Telecoms giant BT is facing a £2bn cash bill over the next two years in order to ease the concerns of its pension trustees, a leading ratings agency said today.
With around £1.4bn of pension contributions already pencilled in over the next 24 months, Moody's said BT will need to mount a £600m pre-tax raid on its in-demand cash coffers.
Moody's said BT's pension problem would, in part, sustain high debt levels and could lead to a reduction of its dividend.
The hike in contributions is the product of the ongoing negotiations with trustees as part of BT's triennial pension scheme valuation. The telecom's final salary retirement deficit – one of the largest in the UK – is expected to jump to as much as £14bn, according to reports.
BT is exploring a range of options to manage its unwieldy retirement scheme, in part a product of its heritage as a nationalised firm.
One of the easier wins is understood to be changing the inflationary measure against which pension payouts are linked.
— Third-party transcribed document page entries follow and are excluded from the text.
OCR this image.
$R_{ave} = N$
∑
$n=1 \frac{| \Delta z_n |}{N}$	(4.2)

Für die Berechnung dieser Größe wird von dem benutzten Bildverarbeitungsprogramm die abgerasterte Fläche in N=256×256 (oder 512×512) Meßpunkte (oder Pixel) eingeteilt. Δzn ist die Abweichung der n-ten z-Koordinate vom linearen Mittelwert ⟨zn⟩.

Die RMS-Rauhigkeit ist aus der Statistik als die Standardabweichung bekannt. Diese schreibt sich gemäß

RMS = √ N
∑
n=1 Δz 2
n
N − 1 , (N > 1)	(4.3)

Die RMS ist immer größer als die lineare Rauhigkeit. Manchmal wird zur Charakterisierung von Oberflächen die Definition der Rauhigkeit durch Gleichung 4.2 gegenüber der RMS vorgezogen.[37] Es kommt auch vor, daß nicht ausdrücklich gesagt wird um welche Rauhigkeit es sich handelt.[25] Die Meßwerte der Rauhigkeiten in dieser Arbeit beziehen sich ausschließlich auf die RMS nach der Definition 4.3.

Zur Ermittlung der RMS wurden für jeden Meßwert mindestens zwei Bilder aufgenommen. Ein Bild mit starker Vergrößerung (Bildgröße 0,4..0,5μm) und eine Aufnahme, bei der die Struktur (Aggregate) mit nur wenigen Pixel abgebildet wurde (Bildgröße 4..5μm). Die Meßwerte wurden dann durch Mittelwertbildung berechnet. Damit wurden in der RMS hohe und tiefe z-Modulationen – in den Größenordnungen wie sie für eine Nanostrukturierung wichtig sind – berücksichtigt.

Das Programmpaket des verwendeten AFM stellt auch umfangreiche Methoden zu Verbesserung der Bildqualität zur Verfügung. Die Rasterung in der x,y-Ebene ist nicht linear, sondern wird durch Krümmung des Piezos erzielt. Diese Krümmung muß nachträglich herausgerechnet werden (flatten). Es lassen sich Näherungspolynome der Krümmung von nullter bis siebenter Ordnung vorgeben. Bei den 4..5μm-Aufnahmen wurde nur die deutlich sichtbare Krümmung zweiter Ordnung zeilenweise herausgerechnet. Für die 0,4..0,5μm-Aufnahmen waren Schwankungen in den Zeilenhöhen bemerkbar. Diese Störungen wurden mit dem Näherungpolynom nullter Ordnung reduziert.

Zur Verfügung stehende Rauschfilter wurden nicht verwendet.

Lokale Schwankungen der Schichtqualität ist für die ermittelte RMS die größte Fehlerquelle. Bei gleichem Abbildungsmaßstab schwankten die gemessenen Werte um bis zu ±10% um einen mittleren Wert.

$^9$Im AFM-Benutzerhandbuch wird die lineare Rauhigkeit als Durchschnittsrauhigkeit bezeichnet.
BT is planning to make the changes through a court-led "friendly litigation" to change from retail prices index (RPI) to the lower consumer prices index (CPI).
Moody's senior analyst Laura Perez said: “BT’s debt levels will stay high over the next two years as large pension deficits and stalling earnings add to existing regulatory, price and litigation risks, further weakening cash flow generation and delaying its ability to de-lever.
We expect that BT may seek to free up cash and pay down debt by accelerating convergence, reducing dividends or selling non-core assets.
A BT spokesperson said: “We are very pleased that both Moody’s and Fitch have recently reaffirmed our investment grade credit ratings.”